5 Pembunuh Berantai Ini Memiliki Penggemar yang Tak Kalah Menyeramkan

·Bacaan 2 menit

Liputan6.com, Jakarta - Nama-nama pembunuh berantai di bawah ini mungkin tidak asing lagi bagi Anda. Kasus-kasus keji ini seringkali menjadi inspirasi bagi film atau plot di serial tv.

Namun, apakah Anda tahu bahwa sejumlah pembunuh berantai ini memiliki penggemar yang mungkin sama menyeramkannya seperti mereka?

Dikutip dari ListVerse, Rabu (19/5/2021), berikut adalah lima pembunuh berantai yang memiliki penggembar mengerikan:

1. Richard Ramirez

Richard (Wikipedia)
Richard (Wikipedia)

Pembunuh berantai yang memiliki julukan "The Night Stalker" ini berkeliaran di kota Los Angeles, California, Amerika Serikat (AS) pada pertengahan 1980-an.

Terlepas dari semua bukti mengerikan yang disajikan di ruang sidang, salah satu anggota juri, Cindy Haden, jatuh cinta dengan Ramirez.

Pada Hari Valentine, di tengah-tengah persidangan, Haden memberi Ramirez hadiah kue cupcake dengan tulisan "i love you" di atasnya.

Walau begitu, saat memutuskan hukuman Ramirez, Haden tetap menyatakannya bersalah.

2. Ted Bundy

Ted Bundy (Wikipedia)
Ted Bundy (Wikipedia)

Pembunuh berantai sekaligus nekrofil ini pernah membunuh setidaknya 30 wanita pada 1970-an.

Anehnya, saat proses sidang Bundy, banyak wanita yang berbondong-bondong masuk ke ruang sidang untuk mengaguminya dari jauh.

Seorang wanita bernama Janet mengambil obsesinya dengan pembunuh berantai sejauh itu bahkan membuat Bundy ketakutan.
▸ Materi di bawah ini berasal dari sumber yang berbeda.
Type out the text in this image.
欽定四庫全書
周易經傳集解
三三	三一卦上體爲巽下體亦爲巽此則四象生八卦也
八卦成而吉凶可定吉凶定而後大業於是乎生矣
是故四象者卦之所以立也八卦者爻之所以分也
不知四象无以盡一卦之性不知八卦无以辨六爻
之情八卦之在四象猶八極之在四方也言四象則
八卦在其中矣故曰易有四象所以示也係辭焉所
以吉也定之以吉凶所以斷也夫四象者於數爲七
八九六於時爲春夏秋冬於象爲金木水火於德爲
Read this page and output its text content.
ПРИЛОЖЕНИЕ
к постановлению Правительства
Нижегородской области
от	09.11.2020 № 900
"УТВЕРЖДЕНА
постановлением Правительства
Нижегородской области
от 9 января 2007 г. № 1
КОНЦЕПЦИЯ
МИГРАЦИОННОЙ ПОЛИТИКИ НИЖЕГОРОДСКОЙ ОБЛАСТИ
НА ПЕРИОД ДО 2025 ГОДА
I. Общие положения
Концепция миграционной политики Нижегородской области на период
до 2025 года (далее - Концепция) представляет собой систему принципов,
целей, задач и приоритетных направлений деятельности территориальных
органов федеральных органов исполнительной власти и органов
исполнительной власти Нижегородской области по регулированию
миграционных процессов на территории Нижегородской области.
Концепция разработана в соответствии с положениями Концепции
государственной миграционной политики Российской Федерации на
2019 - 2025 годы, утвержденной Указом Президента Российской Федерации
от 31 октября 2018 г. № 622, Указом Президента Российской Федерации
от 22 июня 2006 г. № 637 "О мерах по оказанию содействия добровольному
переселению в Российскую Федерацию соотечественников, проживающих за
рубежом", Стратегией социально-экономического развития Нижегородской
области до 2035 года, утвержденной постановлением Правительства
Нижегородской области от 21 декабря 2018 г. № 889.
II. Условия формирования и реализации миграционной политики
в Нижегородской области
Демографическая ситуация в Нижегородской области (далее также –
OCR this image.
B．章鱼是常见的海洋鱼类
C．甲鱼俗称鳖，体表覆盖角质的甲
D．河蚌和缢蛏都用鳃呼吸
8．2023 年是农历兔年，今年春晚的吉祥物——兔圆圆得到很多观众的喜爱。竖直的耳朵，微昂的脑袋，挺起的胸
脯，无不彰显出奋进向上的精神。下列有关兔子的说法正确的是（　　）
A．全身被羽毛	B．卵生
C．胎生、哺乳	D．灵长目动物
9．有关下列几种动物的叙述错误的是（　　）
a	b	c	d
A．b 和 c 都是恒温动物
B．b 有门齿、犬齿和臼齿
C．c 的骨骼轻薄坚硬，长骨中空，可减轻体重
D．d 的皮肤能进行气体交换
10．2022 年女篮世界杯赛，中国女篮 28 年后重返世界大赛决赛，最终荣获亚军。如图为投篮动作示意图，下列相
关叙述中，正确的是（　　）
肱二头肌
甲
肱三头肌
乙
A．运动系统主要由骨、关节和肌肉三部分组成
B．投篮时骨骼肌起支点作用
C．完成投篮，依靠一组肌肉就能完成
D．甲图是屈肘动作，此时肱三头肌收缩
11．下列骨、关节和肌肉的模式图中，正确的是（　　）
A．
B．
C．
Janet menatap Bundy di seberang ruang sidang dengan intensitas sedemikian rupa dan juga mengatakan kepada pengacara pembela bahwa ia ingin memakai kulit Bundy.

"Di sana dia duduk merenungkan saya dengan matanya yang gila seperti burung camar gila yang mempelajari kerang. Aku bisa merasakan dia mengoleskan saus pedas padaku," kata Bundy.

3. Jeffrey Dahmer

Jeffrey Dahmer (Wikipedia)
Jeffrey Dahmer (Wikipedia)

Walaupun seorang terpidana pembunuh berantai dan tidak menyukai wanita, ia berhasil memikat hati banyak kaum hawa.

Dahmer dikirimi hadiah, boneka beruang, dan uang dari wanita di seluruh dunia. Ia bahkan menerima lamaran pernikahan.

Profesor psikologi forensik Katherine Ramsland mengungkapkan bahwa kadang-kadang wanita jatuh cinta pada seorang pembunuh berantai ketika mereka melihat bocah laki-laki dan ingin mencoba untuk mengasuhnya.

4. Charles Manson

Charles Manson (Wikipedia)
Charles Manson (Wikipedia)

Mantan pemimpin kultus ini meninggal karena sebab alami di usia 83 tahun pada 2017. Selama bertahun-tahun, pengikut Manson terkenal sangat setia kepadanya.

Namun, saat ia meninggal, abunya juga ternyata membuat pengikutnya tergila-gila.

Sempat menjadi hak milik cucunya, Jason Freeman, abu Manson akhirnya sampai ke tangan seniman tato bernama Ryan Gilikin melalui teman dekatnya Tony Miller yang merupakan teman Freeman.

Gillikin kemudian bertemu dengan Patrick Boos yang obsesif Manson yang meminta kata-kata "Helter Skelter" untuk ditato di atas mata kanannya dan "X" di dahinya sama dengan yang diukir Manson di dahinya sendiri selama persidangan yang terkenal itu.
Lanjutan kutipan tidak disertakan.